Je ne connais pas le contenu
Je n’ai pas la clé
Je ne crois pas les bruits
Tout cela est compréhensible
Car je suis moi-même tout cela.

Franz Kafka, Journal


l’exercice d'une liberté, oui, que d'écrire...

besoin de dehors à nouveau.
de quitter la machine.

ai abandonné le carnet papier depuis quelques mois maintenant, mais je l'emmène partout encore. notes prises sur l'iFone, synchronisées avec l'ordi…
moins agréable, plus pratique. pas plus.
perte peu à peu du geste souple de l'écriture manuscrite... ça m'embête.

parole claire, putain, parole claire.

bref : écrit avec ce qui reste. atteindre ça.

On ne termine jamais un tableau, on l'abandonne.

Giacometti

 

ve 11.10.13
Paris.
ciel gris-blanc. frais : 10 degrés à 10 h.

bref : se mobiliser pleinement dessus.
les petites touches de travail, de texte, sont primordiales mais ne suffisent pas. il y faut un « engouffrement » plus entier, plus complet. attendre ce moment-là.

ne pas savoir mentir, du tout, ou dans les livres peut-être, parfois, un peu.

je reprends : « délaisser ce que l'on dit de vous. quelle qu'en soit la teneur. en particulier si cela grise. »

déjeuner chez T et X, fatigué, un peu lassé, retour en tacot.

la nuit, au moment de fermer la fenêtre, prendre le temps d’écouter la pluie, très fine, tomber.

 

sa 12.10.13
Paris.
frais toujours : 10, 11 degrés en matinée.
départ en grimpe d’arbres pour des clients.
retour de la grimpe d’arbres.
après la dépense, la hauteur, la concentration, le plaisir de rentrer, de s’abandonner, douche chaude, et retrouver l’écritoire.

de ces grandes périodes que l’on trouve dans le journal, tout comme dans la vie : en-deçà des grandes préoccupations constantes qui nous accompagnent toute une vie, celles plus brèves, constituants sans doute les grandes, et par là nous constituant… les temps par exemple que j’ai passé à m’interroger sur lui, ce temps, ici en particulier, et cela, comme lui, continue… les phases, autre exemple, à constater le fait avéré que l’on passe son temps à fouiller, à tenter de comprendre, de mieux voir, d’être un peu moins aveugle, un peu plus lucide, tout en étant plus ouvert à ce qui est, et que cela passe dans l’écriture, se fait par le langage, continûment, et que c’est peut-être cela que l’on appelle une vocation… les moments passés à s’interroger, se questionner sur l’art pariétal, ou sur l’espace, sont également d’autres exemples… ces préoccupations, si elles sont constantes, ont des pics d’activités, des périodicités, que l’on peut lire dans un journal lorsqu’il commence à représenter une durée conséquente.

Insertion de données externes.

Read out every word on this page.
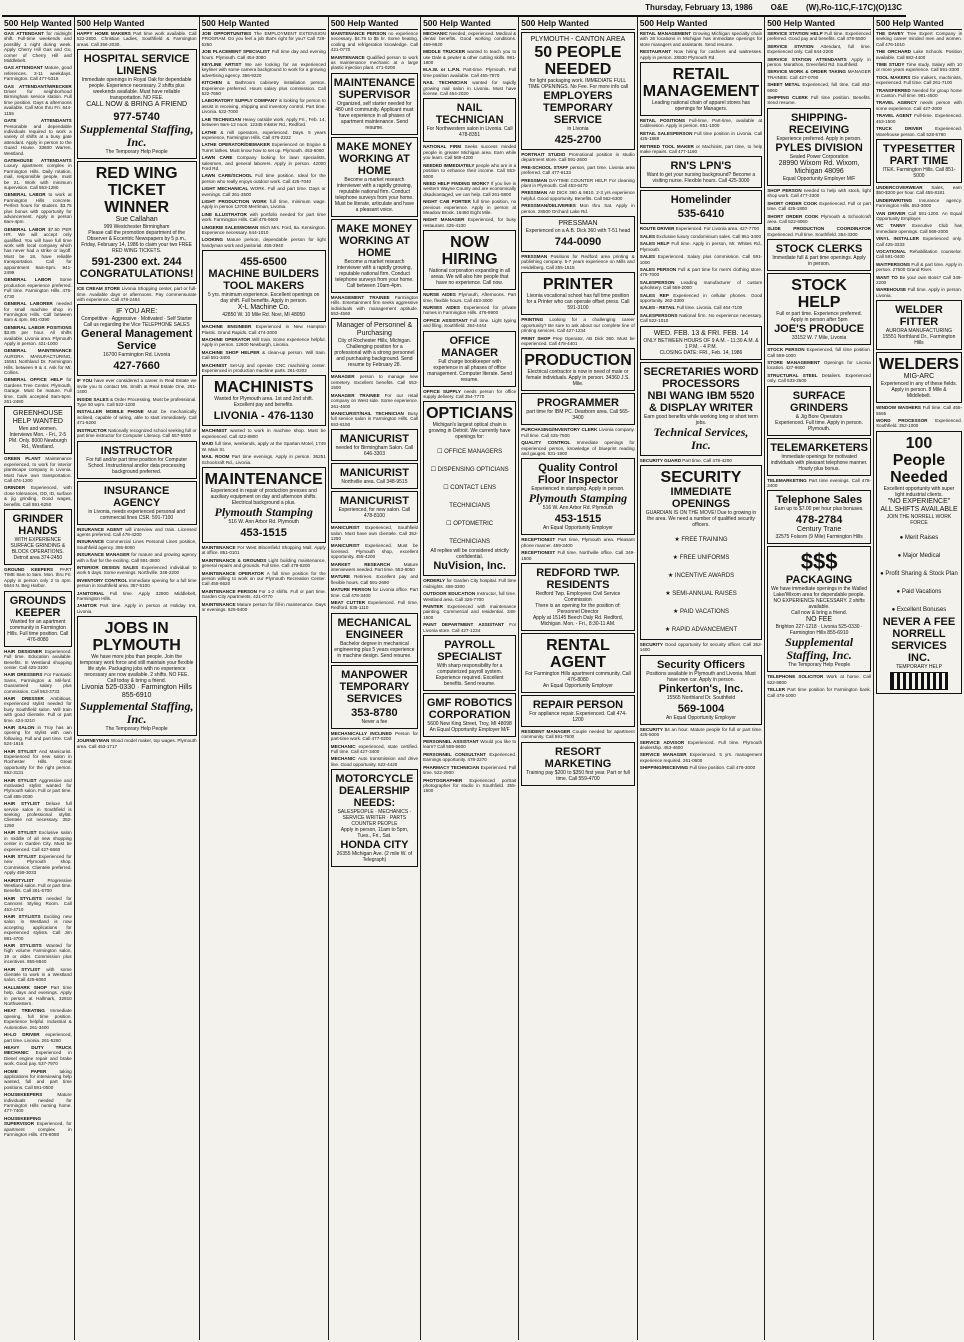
Thursday, February 13, 1986 O&E (W),Ro-11C,F-17C)(O)13C
500 Help Wanted

GAS ATTENDANT for midnight shift. Full-time weekends and possibly 1 night during week. Apply Cherry Hill Gas and Go, corner of Cherry Hill and Middlebelt.

GAS ATTENDANT Mature, good references. 3-11 weekdays. Farmington. Call 477-5318

GAS ATTENDANT/WRECKER Driver for neighborhood Birmingham service station. Full time position. Days & afternoons available. Call Mon thru Fri. 644-1155

GATE ATTENDANTS Personable and dependable individuals required to work a variety of shifts at a busy gate attendant. Apply in person to the Guard House. 33600 Warren, Westland.

GATEHOUSE ATTENDANTS Luxury apartment complex in Farmington Hills. Daily rotation, mail, responsible people, must be 21. Work with minimum supervision. Call 553-1280

GENERAL LABOR to work at Farmington Hills concrete. Perfect hours for student. $3.75 plus bonus with opportunity for advancement. Apply in person 8am-4pm.

GENERAL LABOR $7.50 PER HR. We will accept only qualified. You will have full time work with local company which has never had a strike or layoff. Must be 18, have reliable transportation. Call for appointment 9am-5pm. 941-2499

GENERAL LABOR Some production experience preferred. Full time. Farmington Hills. 476-4730

GENERAL LABORER needed for small machine shop in Farmington Hills. Call between 8am & 4pm. 981-0390

GENERAL LABOR POSITIONS $3.85 per hour. All shifts available. Livonia area. Plymouth Apply in person. 421-1000

GENERAL MAINTENANCE AURORA MANUFACTURING, 15551 Northland Dr. Farmington Hills. between 9 & 4. Ask for Mr. Collins.

GENERAL OFFICE HELP for Gardens Tree Center. Plymouth, Garage. Must be mature. Full time. Calls accepted 9am-5pm. 261-2480

GREENHOUSE HELP WANTED
Men and women. Interviews Mon. - Fri., 2-5 PM. Only. 8000 Newburgh Rd., Westland.

GREEN PLANT Maintenance experienced, to work for interior plantscape company in Livonia. Must have own transportation. Call 474-1200

GRINDER Experienced, with close tolerances, OD, ID, surface & jig grinding. Good wages, benefits. Call 591-6250

GRINDER HANDS
WITH EXPERIENCE SURFACE GRINDING & BLOCK OPERATIONS. Detroit area 374-2450

GROUND KEEPERS PART TIME 8am to 5am. Mon. thru Fri. Apply in person only 2 to 4pm. 5644 N. Beg Harbor.

GROUNDS KEEPER
Wanted for an apartment community in Farmington Hills. Full time position. Call 476-8080

HAIR DESIGNER Experienced. Full time. Education available. Benefits. In Westland shopping center. Call 425-3100

HAIR DRESSERS For Fantastic Sams, Farmington & Mil-ford. Guaranteed salary plus commission. Call 553-3733

HAIR DRESSER Ambitious, experienced stylist needed for busy Southfield salon. Will train with good clientele. Full or part time. 424-3210

HAIR SALON in Troy has an opening for stylist with own following. Full and part time. Call 524-1616

HAIR STYLIST And Manicurist. Experienced for new salon in Rochester Hills. Great opportunity for the right person. 652-3131

HAIR STYLIST Aggressive and motivated stylist wanted for Plymouth salon. Full or part time. Call 455-2030

HAIR STYLIST Deluxe full service salon in Southfield is seeking professional stylist. Clientele not necessary. 352-1250

HAIR STYLIST Exclusive salon in middle of all new shopping center in Garden City. Must be experienced. Call 427-6660

HAIR STYLIST Experienced for new Plymouth shop. Commission. Clientele preferred. Apply 459-3033

HAIRSTYLIST Progressive Westland salon. Full or part time. Benefits. Call 261-5700

HAIR STYLISTS needed for Cannons Styling Room. Call 453-4710

HAIR STYLISTS Exciting new salon in Westland is now accepting applications for experienced stylists. Call Jim 981-4700

HAIR STYLISTS Wanted for high volume Farmington salon, 19 or older. Commission plus incentives. 855-8840

HAIR STYLIST with some clientele to work in a Westland salon. Call 425-6060

HALLMARK SHOP Part time help, days and evenings. Apply in person at Hallmark, 32910 Northwestern.

HEAT TREATING Immediate opening, full time position. Experience helpful. Industrial & Automotive. 261-3400

HI-LO DRIVER experienced, part time. Livonia. 261-5260

HEAVY DUTY TRUCK MECHANIC Experienced in Diesel engine repair and brake work. Good pay. 537-7970

HOME PAPER taking applications for interviewing help wanted, full and part time positions. Call 591-0500

HOUSEKEEPERS Mature individuals needed for Farmington Hills nursing home. 477-7400

HOUSEKEEPING SUPERVISOR Experienced, for apartment complex in Farmington Hills. 476-8080

500 Help Wanted

HAPPY HOME MAKERS Part time work available. Call 522-2800. Christian Ladies, Southfield & Farmington areas. Call 356-2030.

HOSPITAL SERVICE LINENS
Immediate openings in Royal Oak for dependable people. Experience necessary. 2 shifts plus weekends available. Must have reliable transportation. NO FEE.
CALL NOW & BRING A FRIEND
977-5740
Supplemental Staffing, Inc.
The Temporary Help People
RED WING TICKET WINNER
Sue Callahan
999 Westchester Birmingham
Please call the promotion department of the Observer & Eccentric Newspapers by 5 p.m., Friday, February 14, 1986 to claim your two FREE RED WING TICKETS.
591-2300 ext. 244
CONGRATULATIONS!

ICE CREAM STORE Livonia Shopping center, part or full-time. Available days or afternoons. Pay commensurate with experience. Call 478-2484

IF YOU ARE:
Competitive · Aggressive · Motivated · Self Starter
Call us regarding the Vice TELEPHONE SALES
General Management Service
16700 Farmington Rd. Livonia
427-7660

IF YOU have ever considered a career in Real Estate we invite you to contact Ms. Smith at Real Estate One, 261-1400

INSIDE SALES & Order Processing. Must be professional. Type 50 wpm. Call 522-1200

INSTALLER MOBILE PHONE Must be mechanically inclined, capable of wiring, able to start immediately. Call 471-6200

INSTRUCTOR Nationally recognized school seeking full or part time instructor for Computer Literacy. Call 557-5500

INSTRUCTOR
For full and/or part time position for Computer School. Instructional and/or data processing background preferred.
INSURANCE AGENCY
in Livonia, needs experienced personal and commercial lines CSR. 591-7100

INSURANCE AGENT will interview and train. Licensed agents preferred. Call 478-4200

INSURANCE Commercial Lines Personal Lines position, Southfield agency. 355-5000

INSURANCE MANAGER for mature and growing agency with a flair for the exciting. Call 591-3800

INTERIOR DESIGN SALES Experienced individual to work 5 days. Some evenings. Northville. 348-2200

INVENTORY CONTROL Immediate opening for a full time person in Southfield area. 357-5100

JANITORIAL Full time. Apply 32900 Middlebelt, Farmington Hills.

JANITOR Part time. Apply in person at Holiday Inn, Livonia.

JOBS IN PLYMOUTH
We have more jobs than people. Join the temporary work force and still maintain your flexible life style. Packaging jobs with no experience necessary are now available. 2 shifts. NO FEE.
Call today & bring a friend.
Livonia 525-0330 · Farmington Hills 855-6910
Supplemental Staffing, Inc.
The Temporary Help People

JOURNEYMAN Wood model maker, top wages. Plymouth area. Call 453-1717

500 Help Wanted

JOB OPPORTUNITIES The EMPLOYMENT EXTENSION PROGRAM. Do you feel a job that's right for you? Call 729-5250

JOB PLACEMENT SPECIALIST Full time day and evening hours. Plymouth. Call 454-3080

KEYLINE ARTIST We are looking for an experienced keyliner with some camera background to work for a growing advertising agency. 356-9220

KITCHEN & Bathroom cabinetry installation person. Experience preferred. Hours salary plus commission. Call 522-7650

LABORATORY SUPPLY COMPANY is looking for person to assist in receiving, shipping and inventory control. Part time. Livonia. 522-7000

LAB TECHNICIAN Heavy outside work. Apply Fri., Feb. 14, between 9am-12 noon. 12345 Inkster Rd., Redford.

LATHE & mill operators, experienced. Days. 5 years experience, Farmington Hills. Call 476-2222

LATHE OPERATOR/DIEMAKER Experienced on Engine & Turret lathes. Must know how to set up. Plymouth. 453-6060

LAWN CARE Company looking for lawn specialists, salesmen, and general laborers. Apply in person. 42000 Ford Rd.

LAWN CARE/SCHOOL Full time position. Ideal for the person who really enjoys outdoor work. Call 425-7040

LIGHT MECHANICAL WORK. Full and part time. Days or evenings. Call 261-3500

LIGHT PRODUCTION WORK full time, minimum wage. Apply in person 13700 Merriman, Livonia.

LINE ILLUSTRATOR with portfolio needed for part time work. Farmington Hills. Call 476-0600

LINGERIE SALESWOMAN Wich Mrs. Ford, 8a. Kensington. Experience necessary. 644-1010

LOOKING Mature person, dependable person for light handyman work and janitorial. 455-2940

455-6500
MACHINE BUILDERS TOOL MAKERS
5 yrs. minimum experience. Excellent openings on day shift. Full benefits. Apply in person.
X-L Machine Co.
42850 W. 10 Mile Rd. Novi, MI 48050

MACHINE ENGINEER Experienced in New Hampton Plastic. Grand Rapids. Call 474-3000

MACHINE OPERATOR Will train. Some experience helpful. Apply in person. 12600 Newburgh, Livonia.

MACHINE SHOP HELPER & clean-up person. Will train. Call 591-3400

MACHINIST Set-Up and operate CNC machining center. Experienced in production machine parts. 261-0202

MACHINISTS
Wanted for Plymouth area. 1st and 2nd shift. Excellent pay and benefits.
LIVONIA - 476-1130

MACHINIST wanted to work in machine shop. Must be experienced. Call 422-8800

MAID full time, weekends, apply at the Spartan Motel, 1749 W. Main St.

MAIL ROOM Part time evenings. Apply in person. 36251 Schoolcraft Rd., Livonia.

MAINTENANCE
Experienced in repair of production presses and auxiliary equipment on day and afternoon shifts. Electrical background a plus.
Plymouth Stamping
516 W. Ann Arbor Rd. Plymouth
453-1515

MAINTENANCE For West Bloomfield Shopping Mall. Apply at office. 851-0101

MAINTENANCE & GROUNDS Light building maintenance, general repairs and grounds. Full time. Call 478-8200

MAINTENANCE OPERATOR A full time position for the person willing to work on our Plymouth Recreation Center. Call 455-6620

MAINTENANCE PERSON For 1-2 shifts. Full or part time. Garden City Apartments. 421-0770

MAINTENANCE Mature person for fill-in maintenance. Days or evenings. 626-9400

500 Help Wanted

MAINTENANCE PERSON no experience necessary. $4.75 to $5 hr. Some heating, cooling and refrigeration knowledge. Call 421-0770

MAINTENANCE Qualified person to work as maintenance mechanic at a large plastic injection plant. 471-0200

MAINTENANCE SUPERVISOR
Organized, self starter needed for 480 unit community. Applicant must have experience in all phases of apartment maintenance. Send resume.
MAKE MONEY WORKING AT HOME
Become a market research interviewer with a rapidly growing, reputable national firm. Conduct telephone surveys from your home. Must be literate, articulate and have a pleasant voice.
MAKE MONEY WORKING AT HOME
Become a market research interviewer with a rapidly growing, reputable national firm. Conduct telephone surveys from your home. Call between 10am-4pm.

MANAGEMENT TRAINEE Farmington Hills. Entertainment firm seeks aggressive individuals with management aptitude. 553-4560

Manager of Personnel & Purchasing
City of Rochester Hills, Michigan. Challenging position for a professional with a strong personnel and purchasing background. Send resume by February 28.

MANAGER person to manage new cemetery. Excellent benefits. Call 553-1500

MANAGER TRAINEE For our retail company on West side. Some experience. 261-4600

MANICURIST/NAIL TECHNICIAN Busy full service salon in Farmington Hills. Call 553-8150

MANICURIST
needed for Birmingham Salon. Call 646-3303
MANICURIST
Northville area. Call 348-9515
MANICURIST
Experienced, for new salon. Call 478-8100

MANICURIST Experienced, Southfield salon. Must have own clientele. Call 352-1250

MANICURIST Experienced. Must be licensed. Plymouth shop, excellent opportunity. 455-4200

MARKET RESEARCH Mature interviewers needed. Part time. 553-8050

MATURE Retirees. Excellent pay and flexible hours. Call 591-2690

MATURE PERSON for Livonia office. Part time. Call 478-3400

MEAT CUTTER Experienced. Full time, Redford. 535-1110

MECHANICAL ENGINEER
Bachelor degree in mechanical engineering plus 5 years experience in machine design. Send resume.
MANPOWER TEMPORARY SERVICES
353-8780
Never a fee

MECHANICALLY INCLINED Person for part-time work. Call 477-0200

MECHANIC experienced, state certified. Full time. Call 427-3400

MECHANIC Auto transmission and drive line. Good opportunity. 522-4420

MOTORCYCLE DEALERSHIP NEEDS:
SALESPEOPLE · MECHANICS · SERVICE WRITER · PARTS COUNTER PEOPLE
Apply in person, 11am to 5pm, Tues., Fri., Sat.
HONDA CITY
26355 Michigan Ave. (2 mile W. of Telegraph)
500 Help Wanted

MECHANIC Needed, experienced. Medical & dental benefits. Good working conditions. 459-6620

MIDDLE TRUCKER wanted to teach you to use Dale & pewter & other cutting skills. 981-1800

M.A.W. or L.P.N. Part-time. Plymouth. Full time position available. Call 455-7870

NAIL TECHNICIAN wanted for rapidly growing nail salon in Livonia. Must have license. Call 464-2020

NAIL TECHNICIAN
For Northwestern salon in Livonia. Call 478-8351

NATIONAL FIRM Seeks success minded people in greater Michigan area. Earn while you learn. Call 569-4200

NEEDED IMMEDIATELY people who are in a position to enhance their income. Call 553-5000

NEED HELP FINDING WORK? If you live in western Wayne County and are economically disadvantaged, we can help. Call 261-5800

NIGHT CAB PORTER full time position, no previous experience. Apply in person at Meadow Brook. 16460 Eight Mile.

NIGHT MANAGER Experienced, for busy restaurant. 425-4100

NOW HIRING
National corporation expanding in all areas. We will also hire people that have no experience. Call now.

NURSE AIDES Plymouth, Afternoons. Part time, flexible hours. Call 453-3000

NURSES AIDES Experienced for private homes in Farmington Hills. 476-9900

OFFICE ASSISTANT Full time. Light typing and filing. Southfield. 354-4444

OFFICE MANAGER
Full charge bookkeeper with experience in all phases of office management. Computer literate. Send resume.

OFFICE SUPPLY needs person for office supply delivery. Call 354-7770

OPTICIANS
Michigan's largest optical chain is growing in Detroit. We currently have openings for:
☐ OFFICE MANAGERS
☐ DISPENSING OPTICIANS
☐ CONTACT LENS TECHNICIANS
☐ OPTOMETRIC TECHNICIANS
All replies will be considered strictly confidential.
NuVision, Inc.

ORDERLY for Garden City hospital. Full time midnights. 458-3300

OUTDOOR EDUCATION Instructor, full time. Westland area. Call 326-7700

PAINTER Experienced with maintenance painting. Commercial and residential. 348-1500

PAINT DEPARTMENT ASSISTANT For Livonia store. Call 427-1234

PAYROLL SPECIALIST
With sharp responsibility for a computerized payroll system. Experience required. Excellent benefits. Send resume.
GMF ROBOTICS CORPORATION
5600 New King Street, Troy, MI 48098
An Equal Opportunity Employer M/F

PERSONNEL ASSISTANT Would you like to learn? Call 559-5600

PERSONNEL CONSULTANT Experienced. Earnings opportunity. 478-2270

PHARMACY TECHNICIAN Experienced. Full time. 522-2900

PHOTOGRAPHER Experienced portrait photographer for studio in Southfield. 355-1500

500 Help Wanted
PLYMOUTH - CANTON AREA
50 PEOPLE NEEDED
for light packaging work. IMMEDIATE FULL TIME OPENINGS. No Fee. For more info call
EMPLOYERS TEMPORARY SERVICE
in Livonia
425-2700

PORTRAIT STUDIO Promotional position in studio department store. Call 591-2600

PRE-SCHOOL STAFF person, part time. Livonia area preferred. Call 477-6133

PRESSMAN DAYTIME COUNTER HELP. For cleaning plant in Plymouth. Call 453-6470

PRESSMAN AB DICK 360 & 9810. 2-3 yrs experience helpful. Good opportunity. Benefits. Call 562-6300

PRESSMAN/DELIVERIES Mon thru Sat. Apply in person. 28500 Orchard Lake Rd.

PRESSMAN
Experienced on a A.B. Dick 360 with T-51 head
744-0090

PRESSMAN Positions for Redford area printing & publishing company. 5-7 years experience on Mills and Heidelberg. Call 255-1515

PRINTER
Livonia vocational school has full time position for a Printer who can operate offset press. Call 591-3100

PRINTING Looking for a challenging career opportunity? Be sure to ask about our complete line of printing services. Call 427-1234

PRINT SHOP Prep Operator, AB Dick 360. Must be experienced. Call 478-4401

PRODUCTION
Electrical contractor is now in need of male or female individuals. Apply in person. 34360 J.S. Mile.
PROGRAMMER
part time for IBM PC. Dearborn area. Call 565-3400

PURCHASING/INVENTORY CLERK Livonia company. Full time. Call 425-7500

QUALITY CONTROL Immediate openings for experienced person, knowledge of blueprint reading and gauges. 531-1900

Quality Control Floor Inspector
Experienced in stamping. Apply in person.
Plymouth Stamping
516 W. Ann Arbor Rd. Plymouth
453-1515
An Equal Opportunity Employer

RECEPTIONIST Part time, Plymouth area. Pleasant phone manner. 459-3400

RECEPTIONIST Full time. Northville office. Call 349-1500

REDFORD TWP. RESIDENTS
Redford Twp. Employees Civil Service Commission
There is an opening for the position of: Personnel Director
Apply at 15145 Beech Daly Rd. Redford, Michigan. Mon. - Fri., 8:30-11 AM.
RENTAL AGENT
For Farmington Hills apartment community. Call 476-8080
An Equal Opportunity Employer
REPAIR PERSON
For appliance repair. Experienced. Call 474-1200

RESIDENT MANAGER Couple needed for apartment community. Call 591-7500

RESORT MARKETING
Training pay $200 to $350 first year. Part or full time. Call 559-4700
500 Help Wanted

RETAIL MANAGEMENT Growing Michigan specialty chain with 26 locations in Michigan has immediate openings for store managers and assistants. Send resume.

RESTAURANT Now hiring for cashiers and waitresses. Apply in person. 28830 Plymouth Rd.

RETAIL MANAGEMENT
Leading national chain of apparel stores has openings for Managers.

RETAIL POSITIONS Full-time, Part-time, available at Cablevision. Apply in person. 851-1000

RETAIL SALESPERSON Full time position in Livonia. Call 425-1888

RETIRED TOOL MAKER or Machinist, part time, to help make repairs. Call 477-1160

RN'S LPN'S
Want to get your nursing background? Become a visiting nurse. Flexible hours. Call 425-3000
Homelinder
535-6410

ROUTE DRIVER Experienced. For Livonia area. 427-7700

SALES Exclusive luxury condominium sales. Call 851-3400

SALES HELP Full time. Apply in person, Mr. Whites Rd., Plymouth.

SALES Experienced. Salary plus commission. Call 591-1000

SALES PERSON Full & part time for men's clothing store. 478-7000

SALESPERSON Leading manufacturer of custom upholstery. Call 559-2000

SALES REP Experienced in cellular phones. Good opportunity. 262-3300

SALES - RETAIL Full time. Livonia. Call 464-7100

SALESPERSONS National firm. No experience necessary. Call 522-1010

WED. FEB. 13 & FRI. FEB. 14
ONLY BETWEEN HOURS OF 9 A.M. - 11:30 A.M. & 1 P.M. - 4 P.M.
CLOSING DATE: FRI., Feb. 14, 1986
SECRETARIES WORD PROCESSORS
NBI WANG IBM 5520 & DISPLAY WRITER
Earn good benefits while working long or short term jobs.
Technical Services, Inc.

SECURITY GUARD Part time. Call 478-4200

SECURITY
IMMEDIATE OPENINGS
GUARDIAN IS ON THE MOVE! Due to growing in the area. We need a number of qualified security officers.
★ FREE TRAINING
★ FREE UNIFORMS
★ INCENTIVE AWARDS
★ SEMI-ANNUAL RAISES
★ PAID VACATIONS
★ RAPID ADVANCEMENT

SECURITY Good opportunity for security officer. Call 352-1400

Security Officers
Positions available in Plymouth and Livonia. Must have own car. Apply in person.
Pinkerton's, Inc.
15565 Northland Dr. Southfield
569-1004
An Equal Opportunity Employer

SECURITY $4 an hour. Mature people for full or part time. 425-5000

SERVICE ADVISOR Experienced. Full time. Plymouth dealership. 453-4600

SERVICE MANAGER Experienced. 5 yrs. management experience required. 261-0600

SHIPPING/RECEIVING Full time position. Call 478-3000

500 Help Wanted

SERVICE STATION HELP Full time. Experienced preferred. Good pay and benefits. Call 478-5500

SERVICE STATION Attendant, full time. Experienced only. Call 644-2200

SERVICE STATION ATTENDANTS Apply in person. Marathon, Greenfield Rd. Southfield.

SERVICE WORK & ORDER TAKING MANAGER TRAINEE. Call 427-0790

SHEET METAL Experienced, full time. Call 453-6060

SHIPPING CLERK Full time position. Benefits. Send resume.

SHIPPING-RECEIVING
Experience preferred. Apply in person.
PYLES DIVISION
Sealed Power Corporation
28990 Wixom Rd. Wixom, Michigan 48096
Equal Opportunity Employer M/F

SHOP PERSON needed to help with stock, light shop work. Call 477-3300

SHORT ORDER COOK Experienced. Full or part time. Call 425-1800

SHORT ORDER COOK Plymouth & Schoolcraft area. Call 522-6060

SLIDE PRODUCTION COORDINATOR Experienced. Full time. Southfield. 354-3300

STOCK CLERKS
Immediate full & part time openings. Apply in person.
STOCK HELP
Full or part time. Experience preferred. Apply in person after 5pm
JOE'S PRODUCE
33152 W. 7 Mile, Livonia

STOCK PERSON Experienced, full time position. Call 559-1000

STORE MANAGEMENT Openings for Livonia location. 427-9600

STRUCTURAL STEEL Detailers. Experienced only. Call 533-2500

SURFACE GRINDERS
& Jig Bore Operators
Experienced. Full time. Apply in person. Plymouth.
TELEMARKETERS
Immediate openings for motivated individuals with pleasant telephone manner. Hourly plus bonus.

TELEMARKETING Part time evenings. Call 478-2400

Telephone Sales
Earn up to $7.00 per hour plus bonuses.
478-2784
Century Trane
32575 Folsom (9 Mile) Farmington Hills
$$$
PACKAGING
We have immediate openings in the Walled Lake/Wixom area for dependable people. NO EXPERIENCE NECESSARY. 2 shifts available.
Call now & bring a friend.
NO FEE
Brighton 227-1218 · Livonia 525-0330 · Farmington Hills 855-6910
Supplemental Staffing, Inc.
The Temporary Help People

TELEPHONE SOLICITOR Work at home. Call 522-8800

TELLER Part time position for Farmington bank. Call 478-1000

500 Help Wanted

THE DAVEY Tree Expert Company is seeking career minded men and women. Call 476-1010

THE ORCHARD Lake Schools. Position available. Call 682-4400

TIME STUDY Time study. Salary with 10 or more years experience. Call 591-3300

TOOL MAKERS Die makers, machinists, experienced. Full time. Call 261-7100

TRANSFERRED Needed for group home in Canton. Full time. 981-4500

TRAVEL AGENCY needs person with some experience. Call 427-3000

TRAVEL AGENT Full-time. Experienced. 453-1500

TRUCK DRIVER Experienced. Warehouse person. Call 528-5780

TYPESETTER PART TIME
ITEK. Farmington Hills. Call 851-5000

UNDERCOVERWEAR Sales, earn $50-$200 per hour. Call 455-8181

UNDERWRITING Insurance agency. Farmington Hills. 553-3000

VAN DRIVER Call 591-1200. An Equal Opportunity Employer.

VIC TANNY Executive Club has immediate openings. Call 569-2000

VINYL INSTALLER Experienced only. Call 425-3333

VOCATIONAL Rehabilitation counselor. Call 591-0400

WAITPERSONS Full & part time. Apply in person. 27500 Grand River.

WANT TO Be your own Boss? Call 349-2200

WAREHOUSE Full time. Apply in person. Livonia.

WELDER FITTER
AURORA MANUFACTURING
15551 Northland Dr., Farmington Hills
WELDERS
MIG-ARC
Experienced in any of these fields. Apply in person. 8 Mile & Middlebelt.

WINDOW WASHERS Full time. Call 455-5555

WORD PROCESSOR Experienced. Southfield. 352-1000

100 People Needed
Excellent opportunity with super light industrial clients.
"NO EXPERIENCE"
ALL SHIFTS AVAILABLE
JOIN THE NORRELL WORK FORCE
● Merit Raises
● Major Medical
● Profit Sharing & Stock Plan
● Paid Vacations
● Excellent Bonuses
NEVER A FEE
NORRELL SERVICES INC.
TEMPORARY HELP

Proust : « le style, ce n’est pas un enjolivement, ni une technique, mais une qualité de la vision. »

créer une écriture pointue mais accessible.

je suis un corps dans l’espace, parmi quantité d’autres corps, objets et poussières dans l’espace, et en relation avec eux…
je suis dans l’espace par mon corps, il est ma localisation.
je suis un homme continuant à devenir, d’une humanité poursuivant son évolution, mais qui sait vers où nous allons ?

 

la violence d’état, latente, pourrait devenir flagrante dans les mois, les très proches années à venir. la montée des fascismes, cyclique, m’inquiète. il ne faut pas se voiler la face sur les scores qu’on leurs promet aux prochaines élections dans notre pays : c’est en cours. c’est déjà là, bien installé, en Hongrie par exemple. la bête brune toujours ressort, séduit, enivre… et le processus est le même toujours : appauvrie, déçue, se sentant déconsidérée, exténuée, dépouillée de ses anciens espoirs, donc malléable, entrainable, ce qui devient peu à peu une majorité est alors prête à suivre même les plus grossiers mensonges… mensonges faisant miroiter à ces désespérés leur propre avènement, ils sont prêts, mûrs, prêts à suivre… cela tourne alors en un ovinage massif parce qu’on leurs promet une socialisation nouvelle, qu’ils n’ont plus, qui historiquement dans ces mouvements ne leurs a jamais été donné que par le rejet du différent, le rejet d’une partie des « autres », et c’est une place frelatée, volée en définitive, que leurs chefs leurs voleront ensuite à leur tour quand il sera nécessaire. mais cela, par presque tous, en bons « moutruches », sera toujours scotomisé.
le signe le plus alarmant c’est, qu’au-delà des leaders les plus convaincus, les plus durs, qui n’ont jamais eu honte eux de leur pensée puante, les suiveurs aussi, désormais, n’ont plus honte de se vautrer dans les plus basses idées, pleine de fange et de mépris, déconsidérant ce qui fait une partie de la noblesse de notre humanité, à savoir la compassion, l’attention à l’autre, et osent même désormais afficher, revendiquer, se faire une fierté de leurs tentations morbides… il n’est que d’écouter les discussions de comptoirs actuelles pour se rendre compte à quel point ce fléau, récurrent, répétitif, est revenu.
nous avons devant nous sans doute de tristes temps de résistance à venir…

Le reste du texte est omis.